En dando la oración, salí del convento y me fui a su casa. Cenamos y hablamos hasta las diez, y en oyéndolas tomamos las espadas y capas, salimos luego al puesto señalado. Era la oscuridad tan suma, que no nos veíamos las manos; y advirtiéndolo, yo hice con mi amigo que, para no desconocernos en lo que se pudiese ofrecer, nos pusiésemos cada uno en el brazo atado su lenzuelo.
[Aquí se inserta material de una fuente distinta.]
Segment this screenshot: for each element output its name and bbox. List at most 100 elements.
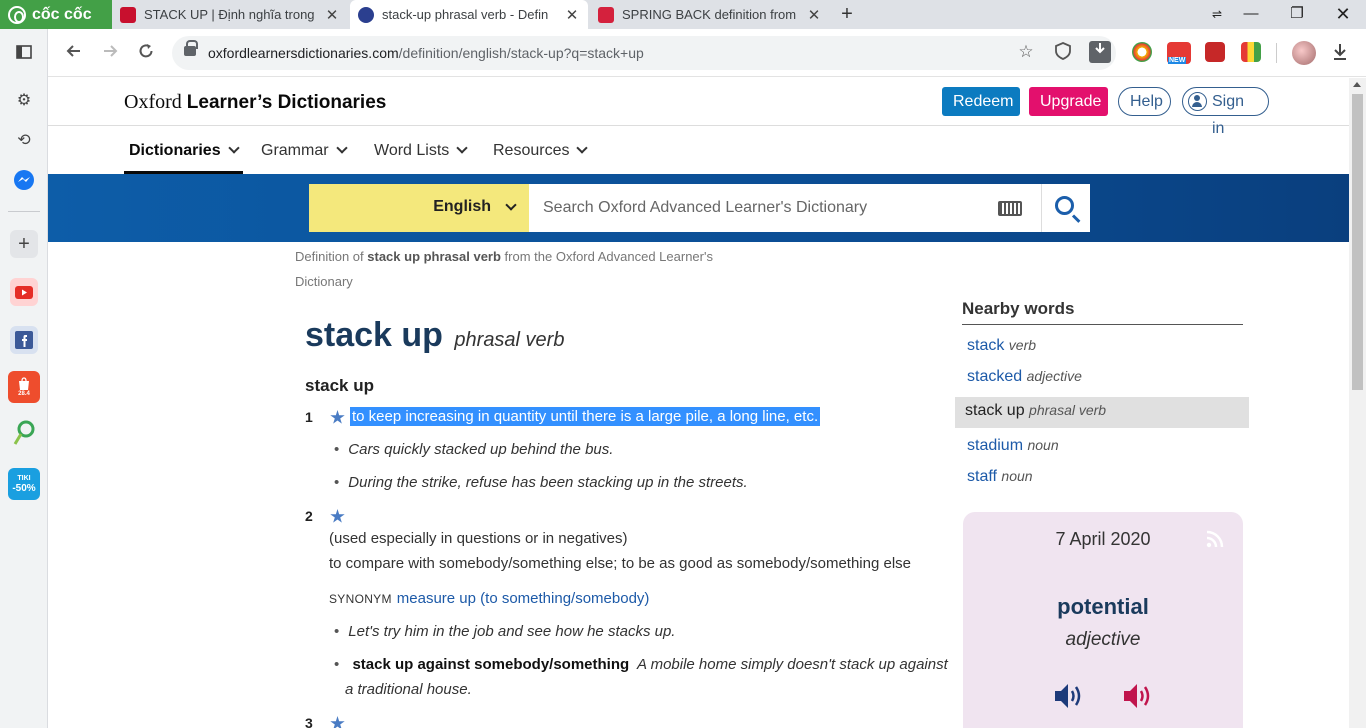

Llegaron los dos, y dijo el uno, conocido en la voz por don Francisco de Rojas: «¡Don Juan de Silva!». Don Juan respondió: «Aquí estoy». Metieron ambos mano a las espadas, y se embistieron, mientras estábamos parados el otro y yo; fueron bregando, y a poco rato sentí que se sintió mi amigo la punta que le había entrado; púseme luego a su lado, y al punto el otro al lado de don Francisco. Tiramos dos a dos, y a breve rato cayeron don Francisco y don Juan. Proseguimos yo y mi contrario batallando; entrele yo una punta por bajo, según pareció de la tetilla izquierda, pasándole según sentí coleto de dos antes, y cayó. «¡Ah, traidor», dijo, «que me has muerto!». Yo quise reconocer el habla de quien yo no conocía. Le pregunté quién era; dijo: «El capitán Miguel de Erauso». Yo quedé atónito. Pedía a voces confesión, y pedíanla los otros, fui corriendo a San Francisco y envié dos religiosos: los confesaron a todos; los dos espiraron luego. A mi hermano lo llevaron a casa del gobernador, de quien era secretario de guerra; acudieron un médico y cirujano a la curación, hicieron cuanto alcanzaron. En breve hízose la judicial preguntándole el nombre del homicida; él clamaba por un poco de vino, el doctor Robledo se lo negaba, diciendo que no convenía, él porfió; el doctor negó; dijo él: «Más cruel anda usted conmigo que el alférez Díaz», y de ahí a un rato expiró. Acudió en esto el gobernador a cercar el convento, y arrojose adentro con su guardia. Resistieron los frailes con su provincial fray Francisco de Otalora, que hoy vive en Lima; altercose mucho sobre esto, hasta decirles resueltos unos frailes que mirase bien, que si entraba, no había de volver a salir, con lo cual se reportó y retiró, dejando las guardias. Muerto el dicho capitán Miguel de Erauso, lo enterraron en el dicho convento de San Francisco, viéndolo yo desde el coro, ¡sabe Dios con qué dolor! Estúveme allí ocho meses, siguiéndose entre tanto la causa en rebeldía, no dándome lugar el negocio para presentarme. Halleme ocasión con el emparo de don Juan Ponce de León, que me dio caballo y armas, y avió para salir de la Concepción, y partí a Valdivia y a Tucumán.